In his book, Dr. Groopman described a series of events leading to “diagnosis momentum,” when a physician makes a diagnosis, correct or incorrect, that is passed on to other treating physicians. Consider the following example: A patient developed pain and an effusion months after a knee arthroplasty performed for rheumatoid arthritis. An elevated sedimentation rate, C-reactive protein, and serum white blood cell count led to a diagnosis of a septic knee. Revision surgery was performed and the patient was prescribed a 6-week course of antibiotics. However, her symptoms persisted. Ultimately, she was started again on biologics, and her swelling and pain rapidly resolved. Her incorrect diagnosis had been passed across a range of specialists who cared for her during her several months of unnecessary treatment.
To stop diagnosis momentum in its tracks, Dr. Groopman developed a series of questions and steps for patients and their physicians to elucidate other potential diagnoses:
- What else could it be?
- Is there anything that doesn’t fit?
- Is it possible that there is more than one problem?
- Make sure the patient expresses what they are most worried about.
- Retell the story from the beginning.
Dr.
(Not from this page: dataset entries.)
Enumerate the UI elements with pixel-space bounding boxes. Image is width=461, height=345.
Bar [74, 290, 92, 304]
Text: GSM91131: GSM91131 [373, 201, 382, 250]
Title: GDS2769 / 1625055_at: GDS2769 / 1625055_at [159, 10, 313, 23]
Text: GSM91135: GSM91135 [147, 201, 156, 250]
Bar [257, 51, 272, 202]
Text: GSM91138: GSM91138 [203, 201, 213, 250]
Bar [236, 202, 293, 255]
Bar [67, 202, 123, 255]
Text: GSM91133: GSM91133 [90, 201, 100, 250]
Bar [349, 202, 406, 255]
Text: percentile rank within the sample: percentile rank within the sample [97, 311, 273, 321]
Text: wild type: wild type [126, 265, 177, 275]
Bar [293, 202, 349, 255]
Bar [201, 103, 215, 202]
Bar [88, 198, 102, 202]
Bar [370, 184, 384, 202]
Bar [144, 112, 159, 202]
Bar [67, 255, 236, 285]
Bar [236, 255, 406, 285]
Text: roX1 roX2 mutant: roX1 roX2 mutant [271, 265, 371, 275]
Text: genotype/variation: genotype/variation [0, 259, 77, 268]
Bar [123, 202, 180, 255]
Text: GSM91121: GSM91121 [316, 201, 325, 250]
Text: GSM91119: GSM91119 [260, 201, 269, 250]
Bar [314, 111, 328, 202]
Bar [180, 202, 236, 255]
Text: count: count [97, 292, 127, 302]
Groopman’s advice to patients and physicians is to ask open-ended questions. Patients should be encouraged to participate in their own diagnosis and treatment. Better dialogue requires physicians to be better listeners. In addition, physicians should be cautious to describe the whole range of treatment possibilities, likely outcomes, and alternative choices. Second opinions should be encouraged. Repeat tests in case of inconsistencies. Physicians and their patients should be partners to promote optimization of care and medical decision making.
Thomas Fleeter, MD, MBA, FAAOS, is in private practice in Reston, Virginia, with Town Center Orthopaedics. He is the chair of the AAOS Committee on Professionalism and former member of the AAOS Now Editorial Board.